Switching to serverless computing


Anthony delanoix 33068

Onderlinge ‘s-Gravenhage is a privately held, (life) insurance/pension provider located in The Hague, The Netherlands Founded in 1895 in an era with hardly any social security, the company evolved into a full service life insurance provider with a financially strong foundation and has been serving its participants for over 120 years.

The challenge

Encumbered by an ageing IT infrastructure, combined with a planned office relocation, the IT team urged company management to allow them to look into migrating their existing server and application infrastructure to the public cloud and at the same time switching from traditional desktops to a cloud-based desktop/VDI solution. This move would prevent them from having to significantly invest into both replacing the existing infrastructure and expanding their IT team.

Onderlinge being a regulated financial institution, this provided an additional challenge as their IT infrastructure has to comply with the strict policies as set by the governing organisation “De Nederlandsche Bank (DNB)”. This led us to introduce the AWS legal department to the customer’s management/legal teams to help them prepare and comply to the required certifications, regulations and procedures, as stated by DNB. Leaning on the publicly available AWS Shared Services model and compliance program, we were able to provide these documents and subsequently DNB approved the migration of services to AWS, leading to a full migration to Amazon Workspaces as the main client solution for all employees, both on-premise and remotely.
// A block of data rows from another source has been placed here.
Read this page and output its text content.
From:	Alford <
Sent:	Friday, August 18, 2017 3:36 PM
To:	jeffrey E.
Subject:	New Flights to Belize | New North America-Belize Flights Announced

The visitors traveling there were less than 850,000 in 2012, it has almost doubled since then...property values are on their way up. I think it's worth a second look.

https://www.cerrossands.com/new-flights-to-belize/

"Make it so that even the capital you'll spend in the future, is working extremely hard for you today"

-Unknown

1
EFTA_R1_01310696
All Onderlinge employees can now connect to their Workspace in a secure, hassle free way.

The solution

Switching from the existing desktop environment was drastic and simple, using experience previously gained from a full on-premise datacenter/vmWare server migration to the AWS Cloud. All employees were given either a PCoIP based Thin Client or a ChromeBook to connect to the new Workspaces environment. A “golden” image was developed, based on internal application and user requirements and subsequently rolled out to each end-user Workspace. Integration with the existing AWS and remaining on-premise infrastructure was established, using a combination of Amazon Directory Services and redundant VPN connectivity, to provide fast and secure access from and to both sides. For possible future requirements, provisions were made to allow for a simple implementation of Amazon Direct Connect, providing additional, low-latency connectivity to the AWS environment. Workspaces security was optimised by requiring MFA access when logging on from either outside the office network or mobile client devices using RADIUS integration with existing security solutions. 

To provide all Onderlinge employees secure and safe internet connectivity from their Workspaces, traffic destined for internet is being redirected over a custom built, highly available proxy cluster which both blocks unwanted internet access and filters possible malicious traffic for the employees. All employees were assigned a standardised Workspace instance type, allowing no exceptions for specific worker tasks that could possibly require more CPU or memory resources. These ‘resource-heavy’ tasks are offloaded to custom, application specific Amazon Appstream 2.0 stacks, optimising running cost and providing highly flexible, resource-intensive compute power on demand.

Overschakelen van de bestaande desktopomgeving was drastisch en eenvoudig, met behulp van ervaring die eerder was opgedaan met een volledige lokale datacenter/vmWare-servermigratie naar de AWS Cloud.

The result

All Onderlinge employees can now connect to their Workspace in a secure, hassle free way, providing them the freedom to access their desktop and applications from anywhere, at any given time, using any possible device. This has accelerated employee efficiency and flexibility and helped Onderlinge in their migration to a new way of working.